Certains ont trouvé sa nomination encourageante. Le législateur suisse Roger Koeppel, membre de l'Union démocratique du centre, a envoyé un tweet d'un mot à côté d'une photo de M. Ermotti : "Intelligent".

M. Ermotti, qui a déclaré qu'il était revenu à l'UBS en ressentant ce qu'il a appelé "un appel du devoir", devra persuader les politiciens suisses que les coûts du sauvetage ne monteront pas en flèche et que l'accord peut réussir.

Il ne s'agit pas d'une solution suisse", a déclaré Colm Kelleher, président d'UBS, cherchant à minimiser le rôle de la nationalité d'Ermotti dans l'obtention du poste, tout en concédant plus tard que "le fait d'être suisse aide" : "Le fait d'être suisse aide".

Selon M. Wittmann de Porta, M. Ermotti devra peut-être persuader les autorités suisses qu'UBS devrait conserver "la pièce de résistance", à savoir la banque domestique de Credit Suisse. "Il y a déjà une énorme pression pour qu'UBS s'en sépare", a-t-il déclaré.

RACINES SUISSES

M. Ermotti a commencé sa carrière en tant qu'apprenti adolescent à la banque familiale Corner Bank avant de travailler dans le département des titres et de faire sa grande percée chez Merrill Lynch en 1987, en démarrant une opération suisse sur les marchés des capitaux à partir de zéro.

Lors du krach financier de 2008, c'est UBS, et non le Credit Suisse, qui s'est taillé la part du lion dans le soutien de l'État. UBS a emprunté des dizaines de milliards de dollars pour aider à financer l'élimination des dettes problématiques, y compris les prêts subprime.

Ermotti, qui à l'époque mettait en avant ses racines suisses et s'engageait à redonner à la banque sa gloire d'antan, se voit attribuer le mérite du redressement de la banque.

M. Ermotti a adopté un ton prudent mercredi, aux côtés de M. Kelleher, président d'UBS, et a demandé "un peu de patience" pendant "quelques mois" pour permettre à la banque d'élaborer un plan.

L'un des plus grands défis d'Ermotti pourrait être d'empêcher les problèmes du Crédit Suisse de contaminer UBS, ce qui impliquerait le démantèlement de sa banque d'investissement et de ses produits dérivés encombrants.

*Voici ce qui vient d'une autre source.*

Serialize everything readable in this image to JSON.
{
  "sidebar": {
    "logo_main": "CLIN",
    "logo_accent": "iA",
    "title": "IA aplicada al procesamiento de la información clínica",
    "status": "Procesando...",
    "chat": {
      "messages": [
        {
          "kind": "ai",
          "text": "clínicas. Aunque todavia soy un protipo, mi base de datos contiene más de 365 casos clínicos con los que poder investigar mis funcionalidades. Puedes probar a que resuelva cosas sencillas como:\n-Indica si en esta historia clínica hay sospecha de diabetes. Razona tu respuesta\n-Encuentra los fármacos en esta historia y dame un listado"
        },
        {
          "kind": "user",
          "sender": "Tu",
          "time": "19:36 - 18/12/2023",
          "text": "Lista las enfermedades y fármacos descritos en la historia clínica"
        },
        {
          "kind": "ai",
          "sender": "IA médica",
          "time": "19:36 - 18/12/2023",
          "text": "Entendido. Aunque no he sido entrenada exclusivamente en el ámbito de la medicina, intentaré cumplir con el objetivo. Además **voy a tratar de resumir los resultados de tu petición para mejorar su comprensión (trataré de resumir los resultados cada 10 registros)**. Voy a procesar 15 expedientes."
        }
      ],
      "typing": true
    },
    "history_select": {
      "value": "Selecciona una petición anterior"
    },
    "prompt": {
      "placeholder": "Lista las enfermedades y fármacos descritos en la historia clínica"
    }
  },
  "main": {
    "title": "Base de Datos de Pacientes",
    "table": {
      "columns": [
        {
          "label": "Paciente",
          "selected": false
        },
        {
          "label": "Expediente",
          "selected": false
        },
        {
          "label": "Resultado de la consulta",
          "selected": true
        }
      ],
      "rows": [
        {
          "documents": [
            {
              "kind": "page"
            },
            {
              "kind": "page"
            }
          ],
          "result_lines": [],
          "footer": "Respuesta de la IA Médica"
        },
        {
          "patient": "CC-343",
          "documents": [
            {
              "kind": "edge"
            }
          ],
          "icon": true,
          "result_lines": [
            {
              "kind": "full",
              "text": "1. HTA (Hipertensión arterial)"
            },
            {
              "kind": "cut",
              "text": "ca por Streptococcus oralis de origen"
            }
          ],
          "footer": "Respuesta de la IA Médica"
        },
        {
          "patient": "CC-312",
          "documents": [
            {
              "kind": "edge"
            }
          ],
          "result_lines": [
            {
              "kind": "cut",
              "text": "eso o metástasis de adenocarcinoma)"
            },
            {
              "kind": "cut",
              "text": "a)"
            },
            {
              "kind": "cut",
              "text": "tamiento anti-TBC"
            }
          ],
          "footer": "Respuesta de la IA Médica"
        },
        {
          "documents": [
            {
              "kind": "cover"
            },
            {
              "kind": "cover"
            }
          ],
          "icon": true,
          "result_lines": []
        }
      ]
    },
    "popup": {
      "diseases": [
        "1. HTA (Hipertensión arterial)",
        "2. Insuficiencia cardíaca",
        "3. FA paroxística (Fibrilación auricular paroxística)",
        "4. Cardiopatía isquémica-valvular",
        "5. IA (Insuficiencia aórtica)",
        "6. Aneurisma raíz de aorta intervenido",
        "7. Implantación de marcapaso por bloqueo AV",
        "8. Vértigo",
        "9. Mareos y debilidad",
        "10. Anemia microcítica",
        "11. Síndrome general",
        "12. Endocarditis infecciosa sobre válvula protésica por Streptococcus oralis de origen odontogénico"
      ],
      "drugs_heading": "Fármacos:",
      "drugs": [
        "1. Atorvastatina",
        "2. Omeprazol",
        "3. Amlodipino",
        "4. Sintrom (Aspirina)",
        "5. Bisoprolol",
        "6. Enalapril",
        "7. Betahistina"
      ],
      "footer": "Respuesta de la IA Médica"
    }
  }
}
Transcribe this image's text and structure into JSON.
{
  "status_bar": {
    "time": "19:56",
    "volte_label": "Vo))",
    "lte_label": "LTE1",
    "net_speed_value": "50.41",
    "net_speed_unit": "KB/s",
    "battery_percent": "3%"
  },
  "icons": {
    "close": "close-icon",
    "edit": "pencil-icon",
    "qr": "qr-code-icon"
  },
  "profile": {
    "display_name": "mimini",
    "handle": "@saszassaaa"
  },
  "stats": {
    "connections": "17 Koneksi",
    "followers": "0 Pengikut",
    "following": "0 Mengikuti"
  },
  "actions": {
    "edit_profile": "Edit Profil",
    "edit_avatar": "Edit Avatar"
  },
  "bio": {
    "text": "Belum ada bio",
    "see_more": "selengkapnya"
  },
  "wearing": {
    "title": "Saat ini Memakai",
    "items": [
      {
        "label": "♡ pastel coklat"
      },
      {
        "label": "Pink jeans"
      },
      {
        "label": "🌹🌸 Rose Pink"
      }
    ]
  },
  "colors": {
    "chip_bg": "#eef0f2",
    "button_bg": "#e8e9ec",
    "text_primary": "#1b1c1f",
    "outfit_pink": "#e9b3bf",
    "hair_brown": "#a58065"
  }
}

Les analystes et les investisseurs sont inquiets. KBW a revu à la baisse les actions d'UBS. L'agence de notation Moody's a revu à la baisse les perspectives d'évolution de certaines notations de la banque.

"Sergio gérera la banque d'investissement", a déclaré Ralph Hamers, directeur général sortant d'UBS, à des journalistes, identifiant la banque d'investissement du Credit Suisse, qui a accumulé des pertes de plus de 6 milliards de francs suisses en 2021 et 2022, comme l'un des principaux risques de l'opération.

Cependant, démêler les finances du Credit Suisse n'est qu'une partie du problème.

"Si vous faites quelque chose de mal en tant que banque, ou si des personnes font de mauvaises choses au sein de la banque, cela vous coûte bien plus que n'importe quel risque de crédit ou position de marché", avait déclaré M. Ermotti à Bloomberg lorsqu'il était encore directeur général.

Pour rappeler les problèmes du Credit Suisse, la commission des finances du Sénat américain a publié un rapport accablant mercredi, affirmant que la banque avait continué à aider des Américains ultra-riches à échapper à l'impôt, même après avoir conclu un accord avec le gouvernement américain en 2014.

"Nous ne voulons pas importer une mauvaise culture chez UBS", a déclaré M. Kelleher. "Il est clair que certaines parties du Credit Suisse ont eu une mauvaise culture. Nous devons passer tout le monde au filtre de la culture".